Les Mémoires d'une aveugle Vous êtes ici : Accueil > Accueil > Bibliothèque
Page précédente | Imprimer

Chapitre LX


- Oui, ma reine, oui, vous vivrez cent ans ! vous avez des vapeurs, vous êtes comme M. Argant, et je viens pour remplir l'office de Toinette.
- Ma belle, que n'avez-vous amené M. Diafoirus ? Il nous aurait diverties, car nous voilà comme des abandonnées.
- Nous n'en avons pas besoin ; d'ailleurs, le président Hénault arrivera demain, à ce qu'on m'a dit.
- Pauvre président ! c'est un bon ami. S'il ne se hâte pas, nous ne nous reverrons plus Madame, je mourrai cette nuit.
- Quelle idée ! Attendez au moins le Diafoirus que vous désirez, il vous donnera ses remèdes.
Je jouais ; mais son pauvre visage était si changé, que je tremblais de toutes mes forces.
- Soyez tranquille, chère marquise, je ne vous dérangerai pas ; je sais trop mon monde pour ennuyer les gens de ma mort, après les avoir ennuyés le moins possible pendant ma vie.

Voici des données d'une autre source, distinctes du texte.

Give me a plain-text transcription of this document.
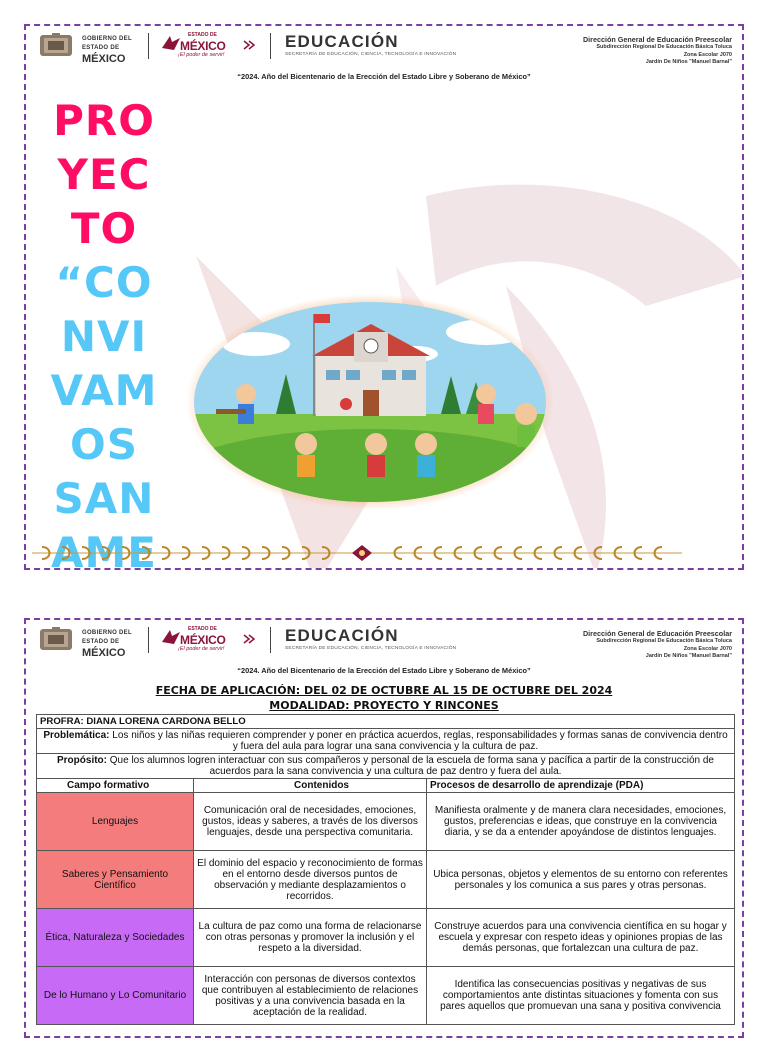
GOBIERNO DEL
ESTADO DE
MÉXICO
ESTADO DE
MÉXICO
¡El poder de servir!
EDUCACIÓN
SECRETARÍA DE EDUCACIÓN, CIENCIA, TECNOLOGÍA E INNOVACIÓN
Dirección General de Educación Preescolar
Subdirección Regional De Educación Básica Toluca
Zona Escolar J070
Jardín De Niños "Manuel Barnal"
“2024. Año del Bicentenario de la Erección del Estado Libre y Soberano de México”
PRO
YEC
TO
“CO
NVI
VAM
OS
SAN
AME
GOBIERNO DEL
ESTADO DE
MÉXICO
ESTADO DE
MÉXICO
¡El poder de servir!
EDUCACIÓN
SECRETARÍA DE EDUCACIÓN, CIENCIA, TECNOLOGÍA E INNOVACIÓN
Dirección General de Educación Preescolar
Subdirección Regional De Educación Básica Toluca
Zona Escolar J070
Jardín De Niños "Manuel Barnal"
“2024. Año del Bicentenario de la Erección del Estado Libre y Soberano de México”
FECHA DE APLICACIÓN: DEL 02 DE OCTUBRE AL 15 DE OCTUBRE DEL 2024
MODALIDAD: PROYECTO Y RINCONES
PROFRA: DIANA LORENA CARDONA BELLO		
Problemática: Los niños y las niñas requieren comprender y poner en práctica acuerdos, reglas, responsabilidades y formas sanas de convivencia dentro y fuera del aula para lograr una sana convivencia y la cultura de paz.		
Propósito: Que los alumnos logren interactuar con sus compañeros y personal de la escuela de forma sana y pacífica a partir de la construcción de acuerdos para la sana convivencia y una cultura de paz dentro y fuera del aula.		
Campo formativo	Contenidos	Procesos de desarrollo de aprendizaje (PDA)
Lenguajes	Comunicación oral de necesidades, emociones, gustos, ideas y saberes, a través de los diversos lenguajes, desde una perspectiva comunitaria.	Manifiesta oralmente y de manera clara necesidades, emociones, gustos, preferencias e ideas, que construye en la convivencia diaria, y se da a entender apoyándose de distintos lenguajes.
Saberes y Pensamiento Científico	El dominio del espacio y reconocimiento de formas en el entorno desde diversos puntos de observación y mediante desplazamientos o recorridos.	Ubica personas, objetos y elementos de su entorno con referentes personales y los comunica a sus pares y otras personas.
Ética, Naturaleza y Sociedades	La cultura de paz como una forma de relacionarse con otras personas y promover la inclusión y el respeto a la diversidad.	Construye acuerdos para una convivencia científica en su hogar y escuela y expresar con respeto ideas y opiniones propias de las demás personas, que fortalezcan una cultura de paz.
De lo Humano y Lo Comunitario	Interacción con personas de diversos contextos que contribuyen al establecimiento de relaciones positivas y a una convivencia basada en la aceptación de la realidad.	Identifica las consecuencias positivas y negativas de sus comportamientos ante distintas situaciones y fomenta con sus pares aquellos que promuevan una sana y positiva convivencia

- Je ne vous quitterai point.
- Vous me quitterez pour aller dormir ; nous souperons ensemble, nous tâcherons de bien rire une dernière fois, nous nous embrasserons, et, demain, à votre réveil, je verrai, de l'autre monde, si vous me regrettez.
- Quoi ! souper, en l'état où vous êtes ?
- Ma reine, Chirac assure que je ne suis point malade ; je ne ferai pas mentir le premier médecin de Sa Majesté et je mourrai les armes à la main.
- Reposez-vous plutôt, ma chère marquise ; je causerai avec vous, et vous vous endormirez insensiblement.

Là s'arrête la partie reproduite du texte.